Google plans to test Privacy Sandbox throughout 2024. Which means that for the next year or so, third-party cookies will continue to collect and share your data in Chrome.

The new Topics improves somewhat over the 2019 FLoC. It does not use the FLoC ID, a number that many worried would be used to fingerprint you. The ad-targeting topics are all public on GitHub, hopefully avoiding any clearly sensitive categories such as race, religion, or sexual orientation. Chrome's ad privacy controls, which we detail below, allow you to see what sorts of interest categories Chrome puts you in, and remove any topics you don't want to see ads for. There's also a simple means to opt out, which FLoC never really had during testing.

Other browsers, like Firefox and Safari, baked in privacy protections from third-party cookies in 2019 and 2020, respectively. Neither of those browsers has anything like Privacy Sandbox, which makes them better options if you'd prefer more privacy. 

Google referring to any of this as “privacy” is deceiving. Even if it's better than third-party cookies, the Privacy Sandbox is still tracking, it's just done by one company instead of dozens. Instead of waffling between different tracking methods, even with mild improvements, we should work towards a world without behavioral ads.

But if you're sticking to Chrome, you can at least turn these features off.

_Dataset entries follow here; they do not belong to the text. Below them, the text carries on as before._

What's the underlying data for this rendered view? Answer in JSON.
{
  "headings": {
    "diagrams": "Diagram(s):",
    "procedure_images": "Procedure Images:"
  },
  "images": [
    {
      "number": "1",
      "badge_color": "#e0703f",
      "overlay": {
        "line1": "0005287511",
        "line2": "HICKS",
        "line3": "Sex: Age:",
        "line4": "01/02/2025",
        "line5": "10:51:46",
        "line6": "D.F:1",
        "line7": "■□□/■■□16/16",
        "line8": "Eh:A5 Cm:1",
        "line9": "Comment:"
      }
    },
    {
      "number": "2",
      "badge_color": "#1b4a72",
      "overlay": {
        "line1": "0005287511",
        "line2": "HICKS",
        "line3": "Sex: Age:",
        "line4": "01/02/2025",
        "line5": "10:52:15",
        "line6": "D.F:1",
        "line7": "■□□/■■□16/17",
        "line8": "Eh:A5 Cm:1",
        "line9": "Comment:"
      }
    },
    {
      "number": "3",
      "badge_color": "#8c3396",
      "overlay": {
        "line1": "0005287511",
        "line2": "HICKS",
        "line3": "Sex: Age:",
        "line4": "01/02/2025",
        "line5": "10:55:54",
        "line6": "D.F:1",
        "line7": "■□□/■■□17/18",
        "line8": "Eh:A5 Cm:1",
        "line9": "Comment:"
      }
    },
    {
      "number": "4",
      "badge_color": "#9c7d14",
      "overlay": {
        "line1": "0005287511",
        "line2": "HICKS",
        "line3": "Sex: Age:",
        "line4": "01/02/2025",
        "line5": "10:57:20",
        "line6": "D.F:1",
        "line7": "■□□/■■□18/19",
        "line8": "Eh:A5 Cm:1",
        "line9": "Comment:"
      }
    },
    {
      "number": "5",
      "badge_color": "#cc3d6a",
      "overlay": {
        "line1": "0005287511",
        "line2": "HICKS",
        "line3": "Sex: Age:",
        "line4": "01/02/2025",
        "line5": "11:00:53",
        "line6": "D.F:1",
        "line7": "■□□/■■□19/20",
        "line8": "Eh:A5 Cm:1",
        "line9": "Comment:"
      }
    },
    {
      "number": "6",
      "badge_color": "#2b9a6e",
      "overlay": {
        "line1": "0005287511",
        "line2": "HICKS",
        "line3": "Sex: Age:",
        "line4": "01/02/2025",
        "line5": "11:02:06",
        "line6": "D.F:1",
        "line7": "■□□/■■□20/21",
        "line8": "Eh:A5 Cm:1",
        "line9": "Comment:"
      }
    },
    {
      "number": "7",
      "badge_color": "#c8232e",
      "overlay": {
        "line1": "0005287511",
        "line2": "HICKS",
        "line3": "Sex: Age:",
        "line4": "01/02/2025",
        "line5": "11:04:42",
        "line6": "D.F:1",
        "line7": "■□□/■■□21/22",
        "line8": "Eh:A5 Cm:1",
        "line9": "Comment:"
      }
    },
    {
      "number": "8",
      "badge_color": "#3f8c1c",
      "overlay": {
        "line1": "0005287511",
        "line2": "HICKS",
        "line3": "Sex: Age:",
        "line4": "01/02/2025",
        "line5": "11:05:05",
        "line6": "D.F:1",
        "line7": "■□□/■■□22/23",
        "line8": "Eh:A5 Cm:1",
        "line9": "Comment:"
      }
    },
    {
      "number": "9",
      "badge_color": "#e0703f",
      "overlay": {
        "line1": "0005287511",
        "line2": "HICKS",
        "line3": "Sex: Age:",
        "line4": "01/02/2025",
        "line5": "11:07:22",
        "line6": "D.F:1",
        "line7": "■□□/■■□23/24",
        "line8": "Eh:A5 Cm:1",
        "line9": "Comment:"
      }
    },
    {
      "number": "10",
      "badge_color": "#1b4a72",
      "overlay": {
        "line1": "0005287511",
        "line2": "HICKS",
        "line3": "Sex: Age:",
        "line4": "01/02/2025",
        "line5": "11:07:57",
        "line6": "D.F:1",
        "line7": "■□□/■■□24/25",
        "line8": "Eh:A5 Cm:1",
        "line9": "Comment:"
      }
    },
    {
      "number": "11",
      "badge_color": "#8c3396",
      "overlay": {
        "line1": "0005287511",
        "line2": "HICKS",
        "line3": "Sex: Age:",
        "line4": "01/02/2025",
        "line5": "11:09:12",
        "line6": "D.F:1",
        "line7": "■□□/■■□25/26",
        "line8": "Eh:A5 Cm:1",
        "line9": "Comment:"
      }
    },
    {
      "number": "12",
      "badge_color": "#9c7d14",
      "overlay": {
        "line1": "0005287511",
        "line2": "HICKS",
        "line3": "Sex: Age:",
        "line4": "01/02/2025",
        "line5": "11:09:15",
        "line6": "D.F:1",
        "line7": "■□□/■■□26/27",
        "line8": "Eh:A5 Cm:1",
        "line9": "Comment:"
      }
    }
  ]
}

How to Disable Privacy Sandbox

Depending on when you last updated Chrome, you may have already received a pop-up asking you to agree to “Enhanced ad privacy in Chrome.” If you just clicked the big blue button that said “Got it” to make the pop-up go away, you opted yourself in. But you can still get back to the opt out page easily enough by clicking the Three-dot icon (⋮) > Settings > Privacy & Security > Ad Privacy page. Here you'll find this screen with three different settings:

• Ad topics: This is the fundamental component of Privacy Sandbox that generates a list of your interests based on the websites you visit. If you leave this enabled, you'll eventually get a list of all your interests, which are used for ads, as well as the ability to block individual topics. The topics roll over every four weeks (up from weekly in the FLOCs proposal) and random ones will be thrown in for good measure. You can disable this entirely by setting the toggle to "Off."
• Site-suggested ads: This confusingly named toggle is what allows advertisers to do what’s called "remarketing" or "retargeting," also known as “after I buy a sofa, every website on the internet advertises that same sofa to me.” With this feature, site one gives information to your Chrome instance (like “this person loves sofas”) and site two, which runs ads, can interact with Chrome such that a sofa ad will be shown, even without site two learning that you love sofas. Disable this by setting the toggle to "Off."
• Ad measurement: This allows advertisers to track ad performance by storing data in your browser that's then shared with other sites. For example, if you see an ad for a pair of shoes, the site would get information about the time of day, whether the ad was clicked, and where it was displayed. Disable this by setting the toggle to "Off."

If you're on Chrome, Firefox, Edge, or Opera, you should also take your privacy protections a step further with our own Privacy Badger, a browser extension that blocks third-party trackers that use cookies, fingerprinting, and other sneaky methods. On Chrome, Privacy Badger also disables the Topics API by default.